Mazumdar’s assessment is backed by independent creators, investors and others in the industry. Comedian Shubham Gaur said he was offered an interim contract by MX TakaTak (now owned by Sharechat) about a year ago, but he abandoned the partnership eventually.

“While they clearly boosted my discoverability on the platform, there was no cross-promotion on the platform, and the identity being built on it was limited to the boosted reach," Gaur said. He has 340,000 followers on Instagram, and though his profile still exists on MX TakaTak, he doesn’t post content. He didn’t disclose the deal value but said the financial incentive offered “was extremely small".

G.D Prasad, founder of homegrown edible items brand VS Mani and Co., and former vice-president at Dentsu Webchutney, said, “At the moment, Reels largely serves as a very good way to establish your brand presence and identity, although we are running ads on it with increasing results."

To be sure, Instagram’s pivot to video is not an immediate threat to Indian platforms. Anurag Ramdasan, head of investments at venture capital firm 3one4Capital, noted that both Mohalla Tech (the parent firm of Sharechat, Moj and MX Taka Tak) and VerSe Innovations (Josh) would have the runway to monetize their platforms and take on Reels for the next two years.

The question, however, is how the current funding winter will affect these firms.
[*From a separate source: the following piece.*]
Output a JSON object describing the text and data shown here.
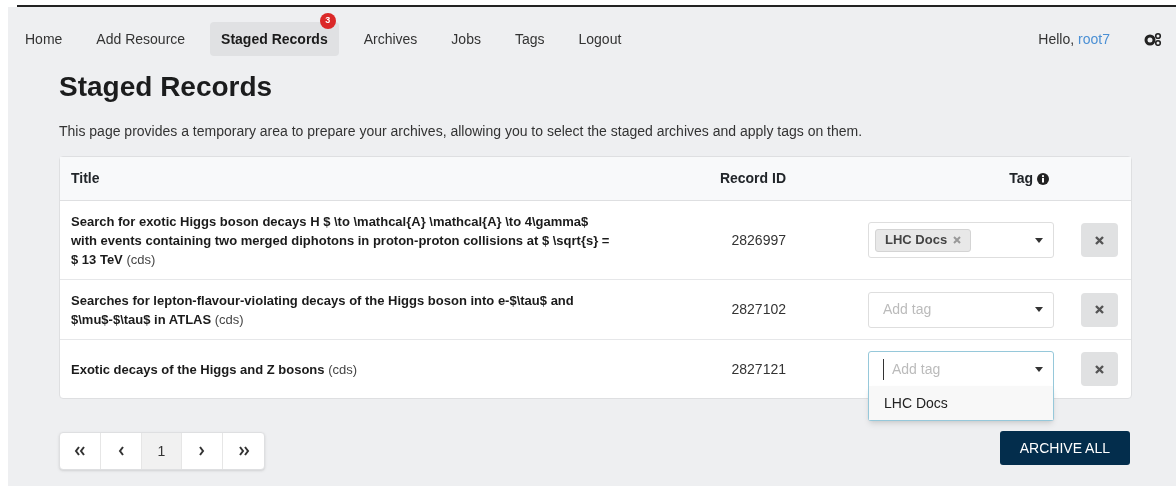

A former executive from an Indian short video firm said the burn rate for a short-video startup could run into well over $15-20 million a month. YouTube and Instagram can absorb such burn and offset some of it through existing partnerships and revenue sources.

Ramdasan noted that Instagram’s “deeper financial backing" could eventually help it build further on its 10-year monetization plan with Reels. Some Indian platforms, like Bolo Live and InMobi’s Roposo, have already pivoted to live video instead of shorts, while Moj, too, announced the launch of live video streaming earlier this month.

Meta itself agreed in its earnings call that Reels is at a very early stage of monetization. But Zuckerberg said the platform’s views grew by 30% sequentially, and it had already crossed $1 billion in annual revenue from Reels ads globally. Instagram Reels was launched globally in August 2020, and India was among the first countries to get the platform in July of that year.

Meta’s India head Ajit Mohan said last July that Indians uploaded 6 million short videos on Instagram every day at the time. Not only that, Zuckerberg said Reels has a “higher revenue run rate" than Instagram Stories did at “identical times post-launch". Given that Stories is one of the platform’s most successful products to date, it’s a clear sign that Meta will push more resources to Reels.

A Meta spokesperson said in response to a Mint query that India is “one of the leading markets" for Reels, and that brands such as Maybelline and L’Oreal have “used Reels ads to increase brand recall among young users."

Abhinav Jain, vice-president of InMobi-owned live videos platform Roposo, said that the platform uses live commerce to monetize its platform. The company had begun with short videos, but migrated to live video e-commerce.

Jain said that Roposo has more than 500 creators monetizing, with "over 350 brands" partnering with creators on the platform.

Moj declined to comment, while Josh did not respond to emailed queries till the time of going to press.

YouTube announced a $100 million “shorts fund" in April for creators. Phillipp Schindler, senior vice-president and chief business officer of Google, called the fund a “first step" for monetizing Shorts.

“We’re testing ads on Shorts with products like app install and video action campaigns and are encouraged," he added.